Nursing homes, fast-food restaurants think up ways to shirk employer responsibility

David McNew / Getty Images

Have nursing homes, fast-food restaurants, and other low-wage industries found a way to wriggle out of some Obamacare requirements? Maybe.

Today many (and possibly most) of these employers either don’t provide insurance or provide barebones coverage that doesn’t really cover much. Obamacare is supposed to change that. When its big coverage provisions take effect in January, employers with more than 50 employees are supposed to provide real insurance—or pay a stiff penalty. But some employers and insurers may find a way to avoid facing that choice: They’d offer “skinny” insurance, similar to the barebones policies some of them now offer, and then pay a more modest penalty. It’s not yet certain, because the administration has not finished writing the regulation about what coverage employers must provide—and what happens if they don’t. But the law itself doesn’t seem to leave much flexibility here. (As always, the best source for the legal details is Timothy Jost, the law professor at Washington and Lee University.)

A story in Monday’s Wall Street Journal quoted officials from several companies who said they were considering this approach, although, as always, that could be bluster. Among other things, these companies would have to consider the competitive effects, which could push in either direction. Do they provide less insurance, so they keep costs lower? Or do they provide more, so they can attract better workers? Different companies will undoubtedly respond in different ways, although, for the moment, administration officials say they have not seen signs many companies will really opt for the barebones approach.

For the most part, the workers at these companies would not be worse off than they are now, no matter what the companies decide—because these are predominantly low-wage workers who already don’t get decent coverage at work. Under Obamacare, at least, they’d have an option they never had before: the ability to buy subsidized, regulated insurance in the new exchanges. It’s not an option they’d all choose: Some might opt to stick with the cheaper company plans, however lousy. But others would jump into the exchanges and, finally, get decent insurance.

Still, the situation is far from ideal. There is, for example, the danger that only sicker workers jump into the exchanges, changing the actuarial balance and nudging premiums up. And if you’re wondering why the law even allows employers to do this, the simple answer is that employers have lobbyists. As John McDonough wrote in Inside National Health Reform, and told me on Monday, many of the law’s sponsors felt they could not get the bill through Congress without support from at least one key employer lobby. That gave a lot of leverage to the Business Roundtable, the least hostile of the business groups, and that group—along with every other employer group—made loose requirements on employers a priority. “Justified or not, there was a belief among the key movers that the loss of [the Business Roundtable] would be a tipping point with several Democratic senators whose support was essential for package,” said McDonough, who worked for the late Senator Ted Kennedy on the Health, Education, Labor and Pensions Committee staff.
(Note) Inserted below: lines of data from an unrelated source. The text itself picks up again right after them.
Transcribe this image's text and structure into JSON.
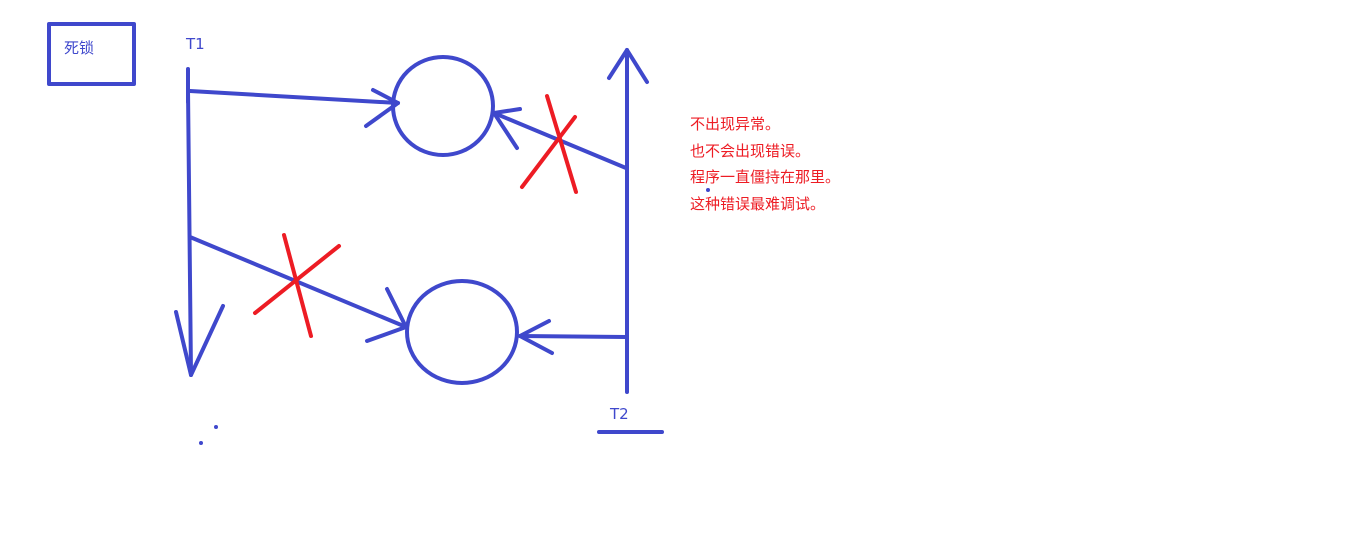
{
  "title_box": {
    "text": "死锁"
  },
  "threads": [
    {
      "id": "t1",
      "label": "T1"
    },
    {
      "id": "t2",
      "label": "T2"
    }
  ],
  "notes": [
    "不出现异常。",
    "也不会出现错误。",
    "程序一直僵持在那里。",
    "这种错误最难调试。"
  ],
  "colors": {
    "ink": "#3f48cc",
    "cross": "#ed1c24"
  }
}
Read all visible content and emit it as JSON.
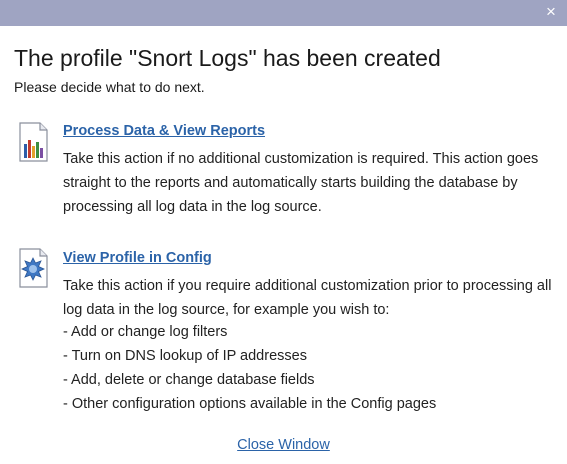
{
  "titlebar": {
    "close_glyph": "×"
  },
  "heading": "The profile \"Snort Logs\" has been created",
  "subheading": "Please decide what to do next.",
  "options": [
    {
      "icon": "bar-chart-report-icon",
      "link": "Process Data & View Reports",
      "description": "Take this action if no additional customization is required. This action goes straight to the reports and automatically starts building the database by processing all log data in the log source."
    },
    {
      "icon": "gear-config-icon",
      "link": "View Profile in Config",
      "description": "Take this action if you require additional customization prior to processing all log data in the log source, for example you wish to:",
      "bullets": [
        "- Add or change log filters",
        "- Turn on DNS lookup of IP addresses",
        "- Add, delete or change database fields",
        "- Other configuration options available in the Config pages"
      ]
    }
  ],
  "close_window_label": "Close Window",
  "colors": {
    "titlebar": "#9fa4c2",
    "link": "#2b63a8",
    "text": "#222222"
  }
}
To many policy wonks, left and right, the ideal solution would be to get employers out of the insurance business altogether. But that’s not the solution most Americans want. In fact, any reform that threatens to change the coverage Americans already have is bound to run afoul of public opinion—even if it’s a change for the better. That’s one reason Obamacare’s treatment of employer coverage is so complicated and so full of loopholes. The law is trying to set higher standards for what employers provide, but without causing such disruptions that employers drop coverage altogether. It’s a nearly impossible task, but one reformers must attempt until the country is ready for bolder action.